Mi sarebbe anche piaciuto approfittare di questo post per festeggiare il decennale della nascita di Preti. Siccome ho iniziato a fare i primi disegni nel 2012, questo sarebbe stato proprio il momento giusto per festeggiare tutti insieme questa ricorrenza. Avevo portato anche le patatine.


Purtroppo però all'ultimo momento è intervenuto un piccolo contrattempo: aprendo la cartella di Preti ho scoperto che il primo disegno dei due personaggi non risale al 2012, ma al 2011. Per la precisione 7 aprile 2011. Eccolo qua:


E quindi niente, invece del decennale festeggeremo il centenario nel 2111. Questi sono gli inconvenienti di avere scelto il sistema decimale.
Ma rivediamo ancora un attimo questo disegno.



Ok, basta così.

I PRO VAX NON ESISTONO

Fra le cose orribili che ci ha regalato quest'ultima pandemia, oltre alla malattia e a tutti i vari provvedimenti per cercare di contenerla, ci sono i no vax.
Certo, i no vax esistevano anche prima, ma prima erano solo una delle tante categorie di svitati che si aggiravano su internet, insieme ai negazionisti della shoah, agli sciachimisti, agli undicisettembristi e alla gente che sostiene le qualità terapeutiche dell'urina; ora invece l'antivaccinismo è diventato mainstream e ha unito insieme tutta una variegata accozzaglia di paranoici, dando loro forza e forse anche un motivo per vivere.
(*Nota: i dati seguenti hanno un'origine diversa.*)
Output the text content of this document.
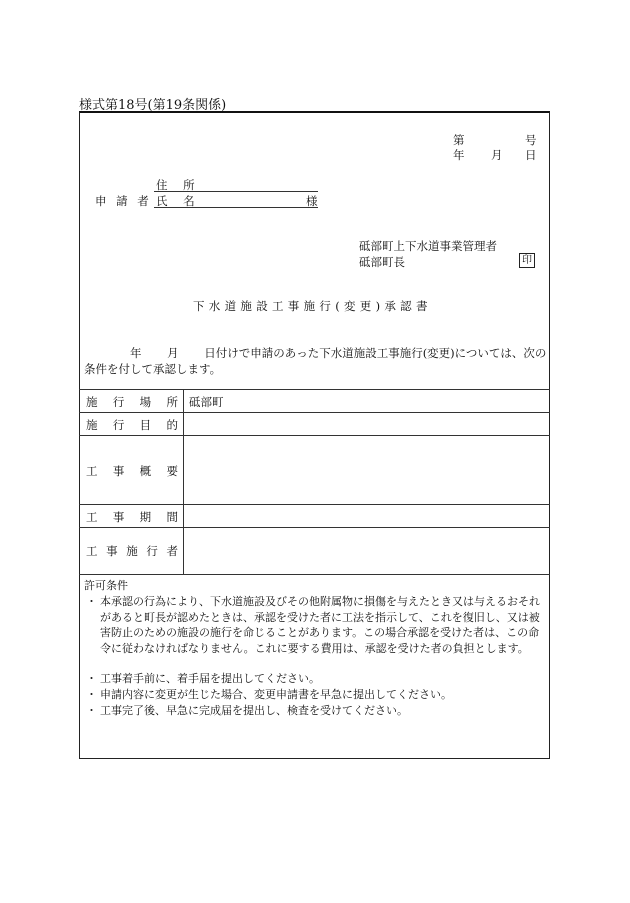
様式第18号(第19条関係)
第	号
年 月 日
住 所
申 請 者 氏 名	様
砥部町上下水道事業管理者
砥部町長	印
下水道施設工事施行(変更)承認書
年 月 日付けで申請のあった下水道施設工事施行(変更)については、次の
条件を付して承認します。
施 行 場 所 砥部町
施 行 目 的
工 事 概 要
工 事 期 間
工 事 施 行 者
許可条件
・ 本承認の行為により、下水道施設及びその他附属物に損傷を与えたとき又は与えるおそれがあると町長が認めたときは、承認を受けた者に工法を指示して、これを復旧し、又は被害防止のための施設の施行を命じることがあります。この場合承認を受けた者は、この命令に従わなければなりません。これに要する費用は、承認を受けた者の負担とします。
・ 工事着手前に、着手届を提出してください。
・ 申請内容に変更が生じた場合、変更申請書を早急に提出してください。
・ 工事完了後、早急に完成届を提出し、検査を受けてください。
Prima del 2020 i no vax erano solo una delle tante attrazioni dello zoo internettiano, noti perlopiù solo agli appassionati di casi umani, ora invece ne parlano anche i TG e i loro deliri sono ripetuti in TV da una schiera di mitomani di professione. È come quando pensavi di essere speciale perché eri fra i pochi ad avere letto Il Signore degli Anelli e poi salta fuori quel buzzurro neozelandese e ci fa 136 film.
Con la promozione dei no vax dalla serie B dei flame online alla serie A dei talk show di cosiddetta informazione, si sono inevitabilmente create alcune banalizzazioni nel modo di descriverli.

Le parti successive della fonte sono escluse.